2007年度(暫定)年次大会



■日時:2007年9月15日(土)10:30-17:00
■場所:日本大学経済学部2号館


まず、大竹文雄大阪大学経済学部教授から開会の挨拶があった後、佐和隆光立命館大学教授より「経済を学ぶということ」というテーマで基調講演があった。 そこでは、基本的に経済学で教え学ぶべきことは、市場経済の仕組みであり、経済問題の考え方であることが強調され、その点で日本の経済教育は小中高校に 限らず、大学でも社会でも問題があることが指摘された。講演後、質疑応答が活発に行われ、現状の教育問題の根深さと変革への方法などが議論された。
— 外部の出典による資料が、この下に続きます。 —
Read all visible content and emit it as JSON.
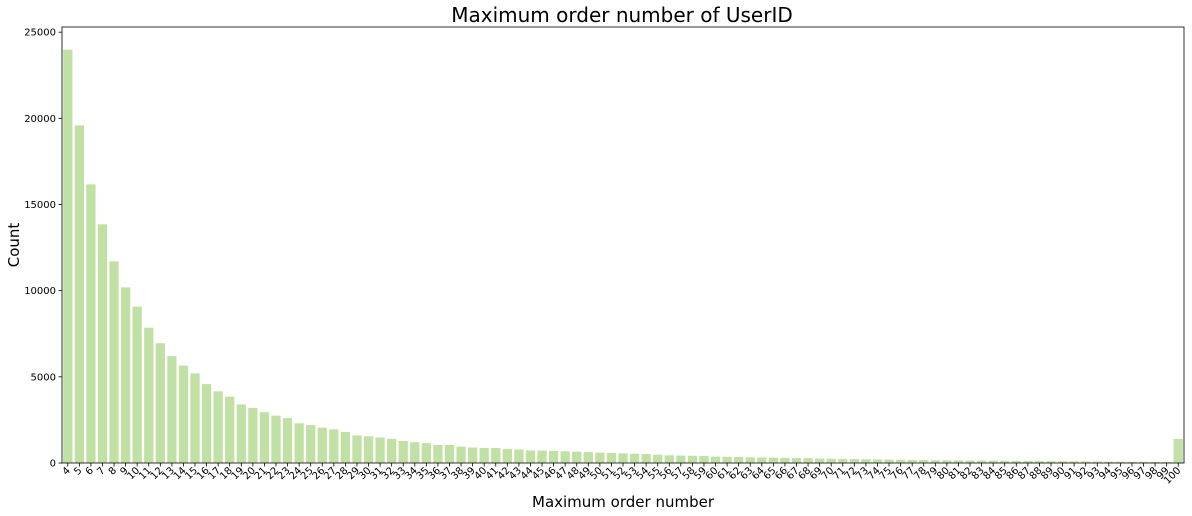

午後の最初のセッションでは、猪瀬武則弘前大学教育学部教授が「公共財ゲーム:マンションの耐震改修」(中川雅之日本大学経済学部教授が原案作成)の 教材を使って模擬授業を試み、参加者を10のグループ(世帯とみなす)に分けて実験を行った。結果として修繕費を負担せずに改修サービスの便益だけを 得ようとする「ただ乗り世帯」の数は約半数で、実験を繰り返してもあまり変わることはなかった。これをどう解釈するかについての議論がその後行われた。 またマンションの耐震改修というテーマそのものを「公共財」という名のもとで取り上げることの妥当性も議論になった。さらに、コメンテーターの 高橋勝也都立拝島高教諭と田中繁広北区立神谷中学校教諭からは、このようなゲームの教材を評価するとともに、教員側の理解や生徒の興味の点で 解決すべき問題があることも指摘された。

次のセッションでは、「学校における経済教育をどう支援するか」についてのシンポジウムが行われ、コーディネーターの栗原久信州大学教育学部教授のもとで、 金融関係で学校教育への支援を行っている3つの代表的団体からのパネリスト(赤峰信東証取引所CSR推進部審議役、岡崎竜子日銀金融教育プラザ企画役、 鬼塚眞子日本FP協会会員)が、提供教材と活動内容の紹介およびこれからの課題について発表を行った。会場で配布された資料に示された様に、膨大な量の 教材提供や支援活動がなされてきたことは明らかであるが、それが現場でどれだけ金融教育や経済教育を推進する上で役割を果たしたかについては大きな 課題であることが指摘された。コメンテーターの浅野忠克山村学園短大専任講師および新井明都立西高教諭との議論の結果、今後のさらなる外部団体との 協力の必要性とともに、学校と教員の役割が改めて問われていることも明確になった。

最後の閉会の辞として、まず三枝利多目黒中央中学校教諭が、シンポジウムの議論の結果を受けて、外部から支援を受ける学校の側の課題、例えば研修の 機会と時間を確保する難しさなどを指摘し、それとともに経済教育ネットワークの役割の重要性を強調した。またそれが篠原総一経済教育ネットワーク代表の 結論でもあった。総会は、篠原代表の参加者全員に対する謝辞で閉幕となった。